A satellite with mass $m = 3.00 \times 10 ^4 \text{ kg}$ goes around a planet with mass $M = 6.00 \times 10 ^{17} \text{ kg}$ in a circular orbit of radius $R = 4.00 \times 10^6 \text{ m}.$ Find the approximate orbital speed $v$ for the satellite.

The universal gravitational constant is $G=6.67 \times 10^{-11} \text{ N}\cdot\text{m}^2\text{/kg}^2.$

A satellite of mass $m = 4.00 \times 10 ^4 \text{ kg}$ orbtis around a planet of mass $M = 6.00 \times 10 ^{17} \text{ kg}.$ If the satellite's gravitational potential energy is $U=-4.00 \times 10^5 \text{ J},$ what is the approximate kinetic energy of the satellite?

**Details**

- The universal gravitational constant is $G=6.67 \times 10^{-11} \text{ N}\cdot\text{m}^2\text{/kg}^2.$

A satellite with mass $m = 2.00 \times 10 ^4 \text{ kg}$ goes around a planet with mass $M = 8.00 \times 10 ^{17} \text{ kg}$ in a circular orbit of radius $R.$ If the speed of the satellite is $v = 5.17 \text{ m/s},$ whatis the approximate angular momentum of the satellite?

The universal gravitational constant is $G=6.67 \times 10^{-11} \text{ N}\cdot\text{m}^2\text{/kg}^2.$

A satellite of mass $m = 4.00 \times 10^4 \text{ kg}$ orbits around a planet while maintaining a height of $h = 500 \text{ km}$ from its surface.
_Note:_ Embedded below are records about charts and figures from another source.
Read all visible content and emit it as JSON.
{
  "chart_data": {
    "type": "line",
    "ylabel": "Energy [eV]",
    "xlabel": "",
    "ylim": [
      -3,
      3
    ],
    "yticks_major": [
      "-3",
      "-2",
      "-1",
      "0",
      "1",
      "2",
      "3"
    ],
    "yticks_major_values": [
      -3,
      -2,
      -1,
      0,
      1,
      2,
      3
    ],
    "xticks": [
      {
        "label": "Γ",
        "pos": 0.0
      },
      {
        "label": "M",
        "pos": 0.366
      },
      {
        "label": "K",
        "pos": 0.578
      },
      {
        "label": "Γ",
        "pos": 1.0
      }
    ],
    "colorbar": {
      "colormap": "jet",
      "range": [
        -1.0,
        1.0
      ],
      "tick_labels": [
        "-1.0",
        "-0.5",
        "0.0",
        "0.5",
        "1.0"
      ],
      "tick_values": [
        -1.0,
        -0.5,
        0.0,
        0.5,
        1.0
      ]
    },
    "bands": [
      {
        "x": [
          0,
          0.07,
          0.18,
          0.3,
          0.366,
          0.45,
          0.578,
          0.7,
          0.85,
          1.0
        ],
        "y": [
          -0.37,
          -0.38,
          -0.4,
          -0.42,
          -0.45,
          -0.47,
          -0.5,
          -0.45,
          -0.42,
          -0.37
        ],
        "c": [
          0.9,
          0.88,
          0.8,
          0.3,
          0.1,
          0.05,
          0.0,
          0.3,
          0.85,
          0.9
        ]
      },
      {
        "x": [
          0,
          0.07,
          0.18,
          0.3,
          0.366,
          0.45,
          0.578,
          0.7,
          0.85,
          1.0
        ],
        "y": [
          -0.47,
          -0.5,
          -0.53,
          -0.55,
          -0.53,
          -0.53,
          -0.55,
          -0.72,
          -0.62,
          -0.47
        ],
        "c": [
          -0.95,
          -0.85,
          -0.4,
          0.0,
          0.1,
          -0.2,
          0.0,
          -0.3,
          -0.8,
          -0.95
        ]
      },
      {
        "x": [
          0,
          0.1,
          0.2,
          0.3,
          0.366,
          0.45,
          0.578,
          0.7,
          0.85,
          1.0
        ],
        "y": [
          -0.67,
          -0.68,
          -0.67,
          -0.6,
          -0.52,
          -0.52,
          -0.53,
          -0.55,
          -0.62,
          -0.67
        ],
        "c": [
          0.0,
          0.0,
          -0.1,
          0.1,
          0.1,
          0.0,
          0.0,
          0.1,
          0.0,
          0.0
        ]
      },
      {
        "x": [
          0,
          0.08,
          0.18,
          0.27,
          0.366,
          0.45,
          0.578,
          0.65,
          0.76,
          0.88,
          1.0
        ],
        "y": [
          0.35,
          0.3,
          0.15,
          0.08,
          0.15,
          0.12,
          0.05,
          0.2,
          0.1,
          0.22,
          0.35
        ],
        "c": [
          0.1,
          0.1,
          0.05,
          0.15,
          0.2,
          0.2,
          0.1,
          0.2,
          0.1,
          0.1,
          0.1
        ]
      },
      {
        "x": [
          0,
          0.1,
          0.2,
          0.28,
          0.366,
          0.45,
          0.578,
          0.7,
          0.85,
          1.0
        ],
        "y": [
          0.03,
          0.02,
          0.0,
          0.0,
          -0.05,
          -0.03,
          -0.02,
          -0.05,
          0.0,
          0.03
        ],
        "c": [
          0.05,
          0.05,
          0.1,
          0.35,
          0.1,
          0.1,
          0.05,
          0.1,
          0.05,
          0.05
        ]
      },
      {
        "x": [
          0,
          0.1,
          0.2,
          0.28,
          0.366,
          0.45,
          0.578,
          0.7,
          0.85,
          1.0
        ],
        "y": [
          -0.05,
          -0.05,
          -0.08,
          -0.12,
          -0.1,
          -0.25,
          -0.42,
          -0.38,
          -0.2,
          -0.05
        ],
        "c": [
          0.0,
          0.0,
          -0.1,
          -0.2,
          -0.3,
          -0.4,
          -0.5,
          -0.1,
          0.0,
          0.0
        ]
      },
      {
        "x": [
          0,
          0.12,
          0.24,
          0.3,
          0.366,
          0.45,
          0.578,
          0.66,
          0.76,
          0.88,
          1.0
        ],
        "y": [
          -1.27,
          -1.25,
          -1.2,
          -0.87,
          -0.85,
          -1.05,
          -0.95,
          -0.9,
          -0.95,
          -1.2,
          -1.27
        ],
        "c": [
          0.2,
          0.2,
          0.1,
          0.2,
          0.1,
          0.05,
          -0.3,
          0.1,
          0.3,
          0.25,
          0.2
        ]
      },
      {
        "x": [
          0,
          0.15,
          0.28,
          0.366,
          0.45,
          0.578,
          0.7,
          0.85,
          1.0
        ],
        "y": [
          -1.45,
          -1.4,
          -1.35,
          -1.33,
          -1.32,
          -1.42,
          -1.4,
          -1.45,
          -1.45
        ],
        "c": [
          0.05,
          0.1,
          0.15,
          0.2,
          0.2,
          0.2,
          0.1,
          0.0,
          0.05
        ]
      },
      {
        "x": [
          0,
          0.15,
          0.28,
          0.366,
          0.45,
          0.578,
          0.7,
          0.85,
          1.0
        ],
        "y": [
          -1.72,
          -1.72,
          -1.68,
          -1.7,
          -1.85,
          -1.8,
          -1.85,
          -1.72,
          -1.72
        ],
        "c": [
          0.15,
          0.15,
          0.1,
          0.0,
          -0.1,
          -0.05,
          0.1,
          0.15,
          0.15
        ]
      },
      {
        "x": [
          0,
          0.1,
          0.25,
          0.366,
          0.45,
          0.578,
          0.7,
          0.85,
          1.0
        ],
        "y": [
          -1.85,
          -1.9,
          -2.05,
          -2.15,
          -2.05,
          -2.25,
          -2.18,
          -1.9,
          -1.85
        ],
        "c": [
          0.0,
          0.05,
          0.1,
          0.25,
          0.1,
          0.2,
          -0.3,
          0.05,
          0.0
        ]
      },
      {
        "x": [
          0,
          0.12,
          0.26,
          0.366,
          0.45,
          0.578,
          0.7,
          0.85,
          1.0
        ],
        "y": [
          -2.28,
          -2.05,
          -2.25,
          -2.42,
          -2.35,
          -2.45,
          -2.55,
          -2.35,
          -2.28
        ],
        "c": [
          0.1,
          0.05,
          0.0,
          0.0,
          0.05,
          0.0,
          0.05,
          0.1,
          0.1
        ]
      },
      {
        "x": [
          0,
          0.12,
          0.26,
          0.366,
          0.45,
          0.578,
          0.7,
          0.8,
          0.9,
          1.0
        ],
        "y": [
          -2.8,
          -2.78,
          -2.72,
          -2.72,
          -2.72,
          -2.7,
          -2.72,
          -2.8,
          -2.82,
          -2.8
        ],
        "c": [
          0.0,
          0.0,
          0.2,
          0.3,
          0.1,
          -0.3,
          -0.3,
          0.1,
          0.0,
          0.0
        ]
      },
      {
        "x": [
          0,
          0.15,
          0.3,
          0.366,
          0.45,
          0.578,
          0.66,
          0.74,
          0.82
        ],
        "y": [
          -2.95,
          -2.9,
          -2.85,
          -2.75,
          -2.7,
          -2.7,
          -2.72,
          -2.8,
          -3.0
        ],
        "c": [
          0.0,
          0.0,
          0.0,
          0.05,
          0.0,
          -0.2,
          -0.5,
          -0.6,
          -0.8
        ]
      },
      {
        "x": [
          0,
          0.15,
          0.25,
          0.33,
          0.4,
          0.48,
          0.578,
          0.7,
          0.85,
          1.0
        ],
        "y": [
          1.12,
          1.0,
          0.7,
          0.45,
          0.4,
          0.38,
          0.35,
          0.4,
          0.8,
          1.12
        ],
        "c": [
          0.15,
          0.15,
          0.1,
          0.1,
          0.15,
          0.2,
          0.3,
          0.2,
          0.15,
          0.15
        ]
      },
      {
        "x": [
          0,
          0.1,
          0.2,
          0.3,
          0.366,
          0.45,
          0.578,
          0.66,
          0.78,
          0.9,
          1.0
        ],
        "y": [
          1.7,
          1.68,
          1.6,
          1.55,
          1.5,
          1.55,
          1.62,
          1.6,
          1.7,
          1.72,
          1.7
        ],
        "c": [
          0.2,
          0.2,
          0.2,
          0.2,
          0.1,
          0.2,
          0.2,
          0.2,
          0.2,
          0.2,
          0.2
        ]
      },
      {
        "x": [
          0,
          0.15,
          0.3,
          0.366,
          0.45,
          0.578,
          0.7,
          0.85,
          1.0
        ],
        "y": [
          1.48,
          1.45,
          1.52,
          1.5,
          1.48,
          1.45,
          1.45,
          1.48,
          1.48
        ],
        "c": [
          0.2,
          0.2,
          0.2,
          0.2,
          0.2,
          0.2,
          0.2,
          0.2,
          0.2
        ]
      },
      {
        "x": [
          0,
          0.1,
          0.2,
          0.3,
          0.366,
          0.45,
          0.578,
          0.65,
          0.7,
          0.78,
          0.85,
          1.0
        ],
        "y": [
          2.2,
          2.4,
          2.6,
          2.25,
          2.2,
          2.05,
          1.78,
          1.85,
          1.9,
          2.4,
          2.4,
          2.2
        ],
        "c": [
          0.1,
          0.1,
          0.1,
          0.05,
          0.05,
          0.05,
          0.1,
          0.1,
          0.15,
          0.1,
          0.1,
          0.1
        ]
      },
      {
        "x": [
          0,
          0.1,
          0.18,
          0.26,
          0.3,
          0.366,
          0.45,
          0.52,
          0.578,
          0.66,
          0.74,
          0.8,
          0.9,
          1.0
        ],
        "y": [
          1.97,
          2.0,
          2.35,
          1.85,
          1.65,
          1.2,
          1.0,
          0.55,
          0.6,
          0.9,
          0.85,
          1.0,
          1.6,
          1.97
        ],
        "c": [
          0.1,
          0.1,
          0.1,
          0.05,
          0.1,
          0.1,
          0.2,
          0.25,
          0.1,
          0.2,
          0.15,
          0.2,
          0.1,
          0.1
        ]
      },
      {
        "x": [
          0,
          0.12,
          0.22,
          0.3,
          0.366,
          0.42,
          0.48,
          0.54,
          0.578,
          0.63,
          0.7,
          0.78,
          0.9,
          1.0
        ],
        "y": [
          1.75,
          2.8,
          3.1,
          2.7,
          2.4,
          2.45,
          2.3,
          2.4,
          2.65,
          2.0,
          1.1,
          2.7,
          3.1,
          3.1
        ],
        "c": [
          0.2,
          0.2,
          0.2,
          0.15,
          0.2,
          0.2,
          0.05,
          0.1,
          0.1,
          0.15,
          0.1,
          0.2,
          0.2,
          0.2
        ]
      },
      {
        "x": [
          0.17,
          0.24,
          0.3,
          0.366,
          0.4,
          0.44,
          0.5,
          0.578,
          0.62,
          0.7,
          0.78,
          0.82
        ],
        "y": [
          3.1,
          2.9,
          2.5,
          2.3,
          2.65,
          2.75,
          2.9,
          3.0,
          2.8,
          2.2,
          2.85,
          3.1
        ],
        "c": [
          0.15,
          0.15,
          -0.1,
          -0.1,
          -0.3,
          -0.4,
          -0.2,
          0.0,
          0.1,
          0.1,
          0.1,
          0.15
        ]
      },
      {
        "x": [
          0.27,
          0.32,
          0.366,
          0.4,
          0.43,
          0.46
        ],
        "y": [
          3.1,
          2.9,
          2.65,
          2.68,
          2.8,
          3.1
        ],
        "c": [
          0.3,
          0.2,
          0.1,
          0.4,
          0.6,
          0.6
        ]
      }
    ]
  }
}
If the planet has mass $M = 9.00 \times 10 ^{17} \text{ kg}$ and radius $R = 1.50 \times 10^6 \text{ m},$ what is the approximate kinetic energy of the satellite?

A satellite is moving around the earth in a stable circular orbit. Which of the following statements is WRONG about this satellite?

(a) It is moving at a constant speed.

(b) It is acted upon by a force directed away from the center of the earth which counter-balances the gravitational pull of the earth.

(c) Its angular momentum remains constant.

(d) It behaves as if it were a free-falling body.